I just came to multithreaded programming. Below is my attempt to do a large txt file reading and processing with 1 thread to read and multiple threads to process line by line. Right now, I put a trivial process function; the actual process function takes longer in my real application, then outputs the processed result to a new file.

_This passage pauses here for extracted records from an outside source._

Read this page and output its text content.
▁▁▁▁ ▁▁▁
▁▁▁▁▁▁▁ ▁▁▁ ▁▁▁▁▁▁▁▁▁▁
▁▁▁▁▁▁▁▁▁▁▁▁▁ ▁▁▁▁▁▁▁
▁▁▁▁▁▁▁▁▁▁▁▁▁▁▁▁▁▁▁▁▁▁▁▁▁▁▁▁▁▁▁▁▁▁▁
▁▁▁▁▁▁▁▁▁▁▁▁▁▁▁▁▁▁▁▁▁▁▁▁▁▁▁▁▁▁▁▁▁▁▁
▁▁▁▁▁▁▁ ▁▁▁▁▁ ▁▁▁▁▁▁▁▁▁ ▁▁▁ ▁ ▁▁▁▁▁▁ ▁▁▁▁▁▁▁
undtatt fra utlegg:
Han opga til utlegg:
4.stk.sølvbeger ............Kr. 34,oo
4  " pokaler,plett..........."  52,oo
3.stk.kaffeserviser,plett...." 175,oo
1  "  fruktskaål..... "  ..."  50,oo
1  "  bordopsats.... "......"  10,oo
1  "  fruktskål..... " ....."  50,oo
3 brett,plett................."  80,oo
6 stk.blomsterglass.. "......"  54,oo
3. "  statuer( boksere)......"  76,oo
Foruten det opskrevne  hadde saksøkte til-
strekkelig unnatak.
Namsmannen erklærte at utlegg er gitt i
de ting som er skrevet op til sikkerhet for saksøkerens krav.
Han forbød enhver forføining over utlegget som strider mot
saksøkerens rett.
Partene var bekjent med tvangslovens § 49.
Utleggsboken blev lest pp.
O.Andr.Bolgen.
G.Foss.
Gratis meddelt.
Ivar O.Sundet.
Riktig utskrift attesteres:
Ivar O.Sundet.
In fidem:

Somehow, the code works intermittently; some race conditions may occur somewhere. I tried using gdb
and extensively logging to debug, couldn't figure out where the bug was. So, please help. Any suggestion is appreciated.
#include <stdio.h>
#include <pthread.h>
#include <stdlib.h>
#include <semaphore.h>
#include <string.h>
#include <zlib.h>
#define READER_SIZE 30
#define NUM_PROCESSORS 4
// shared data by the reader and processors
//------------------------------------------------
char reader_buffer[READER_SIZE][64];
int reader_in = 0; // next free position
int reader_out = 0; // first full position
sem_t reads_mutex; // semaphore to lock buffer
sem_t reads_full; // counts the number of filled slots
sem_t reads_empty; // counts the number of empty slots
gzFile fileIn;
//------------------------------------------------
// shared data by the processors and writer
//------------------------------------------------
pthread_mutex_t writes_mutex; // mutex lock for writting
gzFile fileOut;
//------------------------------------------------
// Function reader
void *producer()
{
while (!gzeof(fileIn))
{
printf("reader turn ");
sem_wait(&reads_empty);
sem_wait(&reads_mutex);
gzgets(fileIn, reader_buffer[reader_in], 64);
// printf("reader is working!\n");
// printf("producer read in: %d, %s \n", reader_in, reader_buffer[reader_in]);
int empty, full;
sem_getvalue(&reads_empty, &empty);
sem_getvalue(&reads_full, &full);
reader_in = (reader_in + 1) % READER_SIZE;
printf("reader_in: %d, empty is %d, full is %d\n", reader_in, empty, full + 1);
sem_post(&reads_mutex);
sem_post(&reads_full);
}
}
void *consumer(void *id)
{
int consumer_id = *((int *)id);
while (!gzeof(fileIn))
{
printf("consumer %d turn ", consumer_id);
sem_wait(&reads_full);
sem_wait(&reads_mutex);
// copy the data
char processor_buffer[64];
char cell_barcode[17];
strcpy(processor_buffer, reader_buffer[reader_out]);
reader_out = (reader_out + 1) % READER_SIZE;
int empty, full;
sem_getvalue(&reads_empty, &empty);
sem_getvalue(&reads_full, &full);
printf("reader_out: %d, empty is %d, full is %d \n", reader_out, empty + 1, full);
sem_post(&reads_mutex);
sem_post(&reads_empty);
// processing, here I made trivial to take substring
if(processor_buffer[0] == '@')
{
pthread_mutex_lock(&writes_mutex);
gzputs(fileOut, processor_buffer);
pthread_mutex_unlock(&writes_mutex);
}
}
}
int main()
{
fileIn = gzopen("temp.gz", "rb");
fileOut = gzopen("test.gz", "wb");
int *proc_id = malloc(NUM_PROCESSORS * sizeof(int));
pthread_t reader_thread;
pthread_t processor_thread[NUM_PROCESSORS];
// initialize semaphores
sem_init(&reads_mutex, 0, 1);
sem_init(&reads_full, 0, 0);
sem_init(&reads_empty, 0, READER_SIZE);
pthread_mutex_init(&writes_mutex, NULL);
pthread_create(&reader_thread, NULL, producer, NULL);
for (int i = 0; i < NUM_PROCESSORS; i++)
{
proc_id[i] = i;
pthread_create(&processor_thread[i], NULL, consumer, &proc_id[i]);
}
// wait for the reader and processor threads to finish
pthread_join(reader_thread, NULL);
for (int i = 0; i < NUM_PROCESSORS; i++)
{
pthread_join(processor_thread[i], NULL);
}
sem_destroy(&reads_mutex);
sem_destroy(&reads_full);
sem_destroy(&reads_empty);
gzclose(fileIn);
gzclose(fileOut);
return 0;
}